Fortunately, Jerry and Dayna’s story did not have a negative ending. They married after high school, but continued to be haunted by the unspoken grief and burden of the two children they had aborted. Ten years and three children later, they came to a crisis in their marriage where they needed to honestly confront the lingering effects of the two abortions. There were unresolved issues but they found helpful resources to successfully work through them and make peace with the past.
Having found hope in their grief and regret, they deeply wanted others to avoid making these same mistakes. They felt the best way they could do so would be to support young people facing similar tough decisions, and decided to start a pregnancy resource center in Prattville, Ala., in this effort. Having opened its doors in 1992, “Grace Place” PregnancyResource Center continues to thrive and serve young mothers and fathers experiencing an unplanned pregnancy even today.
Jerry and Dayna helped to start Grace Place to share truth about abortion, to give hope in situations that appear hopeless and to help restore the lives of men and women broken by abortion. They also discovered that the process helped complete the healing in their marriage and family.

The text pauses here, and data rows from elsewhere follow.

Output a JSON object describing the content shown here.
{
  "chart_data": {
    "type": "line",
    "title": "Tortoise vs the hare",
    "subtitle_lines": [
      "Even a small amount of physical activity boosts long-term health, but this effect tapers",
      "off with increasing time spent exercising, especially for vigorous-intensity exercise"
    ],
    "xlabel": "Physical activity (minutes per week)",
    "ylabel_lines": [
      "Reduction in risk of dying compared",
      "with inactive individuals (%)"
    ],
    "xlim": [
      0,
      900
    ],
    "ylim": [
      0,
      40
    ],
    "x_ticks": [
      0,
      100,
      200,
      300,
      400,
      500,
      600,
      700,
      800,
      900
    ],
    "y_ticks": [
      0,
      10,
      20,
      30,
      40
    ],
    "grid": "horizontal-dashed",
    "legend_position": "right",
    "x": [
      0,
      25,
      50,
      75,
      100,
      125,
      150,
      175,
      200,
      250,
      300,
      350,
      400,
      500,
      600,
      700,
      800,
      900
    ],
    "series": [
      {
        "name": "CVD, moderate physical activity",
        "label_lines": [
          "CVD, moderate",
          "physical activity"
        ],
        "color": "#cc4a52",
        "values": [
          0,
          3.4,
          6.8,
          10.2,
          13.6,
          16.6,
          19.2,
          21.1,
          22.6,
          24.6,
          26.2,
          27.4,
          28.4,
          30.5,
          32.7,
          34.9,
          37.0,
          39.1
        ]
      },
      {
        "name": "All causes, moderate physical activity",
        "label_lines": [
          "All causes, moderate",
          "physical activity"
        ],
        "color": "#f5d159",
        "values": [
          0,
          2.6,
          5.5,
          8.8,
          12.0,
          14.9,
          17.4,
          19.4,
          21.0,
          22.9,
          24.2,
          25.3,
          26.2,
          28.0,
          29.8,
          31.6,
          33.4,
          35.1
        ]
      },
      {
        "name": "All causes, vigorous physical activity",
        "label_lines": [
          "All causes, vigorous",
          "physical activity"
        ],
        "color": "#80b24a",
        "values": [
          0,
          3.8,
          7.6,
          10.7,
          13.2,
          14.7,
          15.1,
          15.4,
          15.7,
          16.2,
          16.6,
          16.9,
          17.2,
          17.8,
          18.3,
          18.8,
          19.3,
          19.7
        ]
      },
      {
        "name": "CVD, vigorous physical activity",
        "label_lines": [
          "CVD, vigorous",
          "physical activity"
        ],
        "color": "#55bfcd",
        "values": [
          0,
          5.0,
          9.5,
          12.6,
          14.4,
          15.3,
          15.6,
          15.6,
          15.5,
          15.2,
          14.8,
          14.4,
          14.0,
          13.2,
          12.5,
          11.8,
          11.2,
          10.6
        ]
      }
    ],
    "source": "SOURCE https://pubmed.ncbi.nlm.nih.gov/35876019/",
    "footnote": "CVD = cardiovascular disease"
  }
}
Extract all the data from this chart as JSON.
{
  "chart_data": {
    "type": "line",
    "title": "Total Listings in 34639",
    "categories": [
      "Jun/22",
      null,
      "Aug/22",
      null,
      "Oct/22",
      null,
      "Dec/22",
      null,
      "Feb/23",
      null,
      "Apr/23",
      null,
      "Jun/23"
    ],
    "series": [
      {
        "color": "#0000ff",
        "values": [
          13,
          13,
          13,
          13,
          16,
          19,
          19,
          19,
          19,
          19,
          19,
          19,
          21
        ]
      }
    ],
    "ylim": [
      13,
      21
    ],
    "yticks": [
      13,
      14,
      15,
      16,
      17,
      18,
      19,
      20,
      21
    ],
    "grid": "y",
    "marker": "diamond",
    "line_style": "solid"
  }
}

An estimated 50 million abortions have been performed in the U.S. since the Supreme Court decision in Roe v. Wade. For each of those 50 million babies, there is a father. Even adjusting those numbers to allow for men who father more than one aborted child, the count of post-abortion men in America is easily 30 million. This Father’s Day let us honestly engage men in the conversation about abortion and its impacts on everyone involved. There remain significant, long-term consequences of Father’s Day cards that will not come this week … all across America.